Resenha: A outra irmã, de Claire Douglas

Gostei tanto do livro anterior da autora que me vi empolgada e peguei outro. Novamente ambientado em uma pequena e bucólica cidade inglesa, temos duas irmãs muito diferentes entre si e unidas por tragédias. Uma aconteceu quando elas eram crianças e marcou a vida da família nos anos seguintes. E a outra nós acompanhamos seu desenrolar e seu ápice neste livro aqui.

O livro
Tasha e Alice são irmãs bem diferentes. Enquanto Alice é uma cientista bem-sucedida, vive em um mundo glamouroso e sofisticado, Tasha leva uma vida simples, criados suas bebês gêmeas e vivendo às voltas com seu marido. Uma tem um marido rico, Kyle, e que só anda de carro importado, a outra tem um marido mecânico. Sabendo que a vida de Tasha precisa de uma animada, Alice oferece seu apartamento em Veneza para que o casal celebre o aniversário de casamento. Alice e o marido ficarão na casa de Tasha para cuidar das meninas enquanto eles viajam. Tudo parece muito bom, afinal que casal não ficaria encantado de passar alguns dias românticos em Veneza?

Resenha: A outra irmã, de Claire Douglas

Nós faríamos qualquer coisa por aqueles que amamos. Estou começando a entender isso agora mais do que nunca.

A viagem romântica durou pouco, porque Alice e o marido foram atacados. Kyle morreu e Alice está no hospital. Eles correm para casa, preocupados com as filhas e para apoiar Alice. Pouco depois, um bilhete anônimo é empurrado por baixo da porta, com a mensagem perturbadora: “Deveria ter sido você…”. A narrativa é conduzida a partir dos pontos de vista de Tasha, Alice e da mãe delas, Jeanette e logo percebemos que todos os personagens ali têm seus segredos de alguma forma relacionados com o ataque.

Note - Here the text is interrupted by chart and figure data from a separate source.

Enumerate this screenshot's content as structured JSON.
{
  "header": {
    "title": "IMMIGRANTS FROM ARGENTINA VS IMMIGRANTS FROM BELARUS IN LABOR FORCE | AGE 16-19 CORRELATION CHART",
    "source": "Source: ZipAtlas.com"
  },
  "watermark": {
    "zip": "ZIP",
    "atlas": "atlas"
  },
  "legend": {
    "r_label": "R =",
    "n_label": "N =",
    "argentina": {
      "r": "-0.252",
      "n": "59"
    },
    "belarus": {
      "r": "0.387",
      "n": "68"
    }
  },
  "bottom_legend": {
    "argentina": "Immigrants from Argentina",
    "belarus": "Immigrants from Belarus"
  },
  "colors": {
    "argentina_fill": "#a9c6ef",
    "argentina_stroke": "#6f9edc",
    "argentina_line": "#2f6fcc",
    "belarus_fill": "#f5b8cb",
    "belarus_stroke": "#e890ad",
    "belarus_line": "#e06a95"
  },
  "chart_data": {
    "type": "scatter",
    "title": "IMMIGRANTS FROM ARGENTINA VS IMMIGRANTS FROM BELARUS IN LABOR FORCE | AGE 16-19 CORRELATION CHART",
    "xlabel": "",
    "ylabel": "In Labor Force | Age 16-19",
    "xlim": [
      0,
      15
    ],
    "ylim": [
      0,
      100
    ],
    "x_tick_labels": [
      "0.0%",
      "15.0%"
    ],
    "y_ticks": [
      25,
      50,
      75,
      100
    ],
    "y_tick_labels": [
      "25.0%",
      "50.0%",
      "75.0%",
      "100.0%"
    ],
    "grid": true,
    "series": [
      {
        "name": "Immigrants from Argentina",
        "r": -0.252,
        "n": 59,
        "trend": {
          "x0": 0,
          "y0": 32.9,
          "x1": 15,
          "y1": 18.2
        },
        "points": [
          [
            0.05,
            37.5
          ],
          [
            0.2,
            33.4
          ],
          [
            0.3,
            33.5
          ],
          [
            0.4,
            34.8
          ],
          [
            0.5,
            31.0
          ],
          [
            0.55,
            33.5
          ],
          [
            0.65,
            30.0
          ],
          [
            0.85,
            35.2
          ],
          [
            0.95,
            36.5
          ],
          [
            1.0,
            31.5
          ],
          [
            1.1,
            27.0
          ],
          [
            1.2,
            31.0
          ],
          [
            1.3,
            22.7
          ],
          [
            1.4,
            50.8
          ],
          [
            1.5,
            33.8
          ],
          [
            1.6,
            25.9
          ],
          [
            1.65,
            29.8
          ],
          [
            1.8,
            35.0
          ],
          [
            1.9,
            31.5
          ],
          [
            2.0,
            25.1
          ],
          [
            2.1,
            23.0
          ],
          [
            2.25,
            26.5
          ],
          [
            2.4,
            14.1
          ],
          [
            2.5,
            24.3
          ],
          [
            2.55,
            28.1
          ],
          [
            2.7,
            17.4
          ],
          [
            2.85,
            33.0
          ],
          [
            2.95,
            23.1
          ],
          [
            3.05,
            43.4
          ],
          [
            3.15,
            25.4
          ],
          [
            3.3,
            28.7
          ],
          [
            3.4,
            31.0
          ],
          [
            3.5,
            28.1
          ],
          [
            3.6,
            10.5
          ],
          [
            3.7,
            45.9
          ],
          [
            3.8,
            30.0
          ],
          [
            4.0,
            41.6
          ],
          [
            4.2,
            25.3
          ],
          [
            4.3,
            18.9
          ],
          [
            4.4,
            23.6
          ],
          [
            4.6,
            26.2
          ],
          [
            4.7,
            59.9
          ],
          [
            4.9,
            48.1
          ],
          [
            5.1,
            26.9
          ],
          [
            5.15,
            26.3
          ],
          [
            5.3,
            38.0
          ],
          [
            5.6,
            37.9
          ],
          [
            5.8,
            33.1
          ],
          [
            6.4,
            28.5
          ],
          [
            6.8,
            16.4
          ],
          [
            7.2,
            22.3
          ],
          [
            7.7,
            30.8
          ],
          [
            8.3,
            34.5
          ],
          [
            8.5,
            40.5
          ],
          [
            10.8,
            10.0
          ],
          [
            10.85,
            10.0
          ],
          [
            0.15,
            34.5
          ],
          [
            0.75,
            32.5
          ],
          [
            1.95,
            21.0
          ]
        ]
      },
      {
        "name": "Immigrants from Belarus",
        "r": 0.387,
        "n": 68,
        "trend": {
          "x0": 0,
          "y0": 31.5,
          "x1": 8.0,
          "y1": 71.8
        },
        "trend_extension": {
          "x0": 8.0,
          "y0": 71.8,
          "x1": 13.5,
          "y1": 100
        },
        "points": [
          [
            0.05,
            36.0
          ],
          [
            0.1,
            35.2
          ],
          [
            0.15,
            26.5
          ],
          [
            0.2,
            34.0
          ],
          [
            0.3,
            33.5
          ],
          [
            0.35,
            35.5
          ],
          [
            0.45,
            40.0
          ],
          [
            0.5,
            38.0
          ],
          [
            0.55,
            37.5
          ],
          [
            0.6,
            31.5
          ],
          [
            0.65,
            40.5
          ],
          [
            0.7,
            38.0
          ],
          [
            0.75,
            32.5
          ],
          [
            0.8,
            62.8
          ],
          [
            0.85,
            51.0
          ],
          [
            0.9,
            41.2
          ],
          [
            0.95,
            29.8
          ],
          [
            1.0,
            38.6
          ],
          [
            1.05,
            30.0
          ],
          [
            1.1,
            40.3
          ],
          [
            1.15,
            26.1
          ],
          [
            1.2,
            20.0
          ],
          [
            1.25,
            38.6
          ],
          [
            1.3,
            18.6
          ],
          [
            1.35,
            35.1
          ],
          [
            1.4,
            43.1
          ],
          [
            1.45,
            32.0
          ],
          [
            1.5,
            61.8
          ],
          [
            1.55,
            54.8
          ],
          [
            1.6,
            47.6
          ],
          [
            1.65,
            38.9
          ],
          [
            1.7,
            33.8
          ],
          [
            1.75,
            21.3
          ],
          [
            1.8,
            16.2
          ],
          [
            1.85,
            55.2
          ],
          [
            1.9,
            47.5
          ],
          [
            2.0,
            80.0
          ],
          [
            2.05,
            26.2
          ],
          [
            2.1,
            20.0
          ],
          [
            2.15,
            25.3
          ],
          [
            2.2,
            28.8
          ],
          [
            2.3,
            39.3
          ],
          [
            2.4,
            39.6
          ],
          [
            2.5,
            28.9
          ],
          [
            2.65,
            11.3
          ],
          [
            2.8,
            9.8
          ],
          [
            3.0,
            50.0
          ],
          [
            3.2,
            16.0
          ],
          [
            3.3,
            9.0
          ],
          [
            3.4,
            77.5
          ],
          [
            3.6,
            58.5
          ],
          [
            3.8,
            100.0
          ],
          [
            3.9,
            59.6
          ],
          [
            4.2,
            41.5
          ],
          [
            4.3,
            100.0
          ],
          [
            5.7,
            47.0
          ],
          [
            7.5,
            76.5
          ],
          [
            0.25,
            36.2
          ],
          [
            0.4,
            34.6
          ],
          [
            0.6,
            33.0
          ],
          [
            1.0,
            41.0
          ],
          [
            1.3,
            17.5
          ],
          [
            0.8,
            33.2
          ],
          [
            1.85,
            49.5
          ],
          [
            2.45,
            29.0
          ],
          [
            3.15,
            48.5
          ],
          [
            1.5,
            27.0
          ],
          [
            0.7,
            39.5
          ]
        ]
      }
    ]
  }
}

O livro começa de uma maneira que prende logo no começo, estabelecendo um ritmo próprio, com incidentes assustadores e outros claramente chocantes. As cenas ambientadas em Veneza são muito bem construídas: as vielas estreitas, afastadas das áreas turísticas mais movimentadas, criam a atmosfera certa de inquietação e desconforto. Nesse início, o ritmo é rápido, com muitos acontecimentos que mantêm as leitoras envolvidas na trama.

Ao longo da leitura, porém, o ritmo oscila em função da alternância de perspectivas. Em geral, isso não é um problema pra mim, só que aqui elas me foram um pouco desconcertantes porque as personagens não me cativaram. O passado da família das irmãs é bem desenvolvido, funciona como um pano de fundo convincente e nos incentiva a continuar, mas as irmãs me irritaram tanto que comecei a bufar cada vez que elas apareciam.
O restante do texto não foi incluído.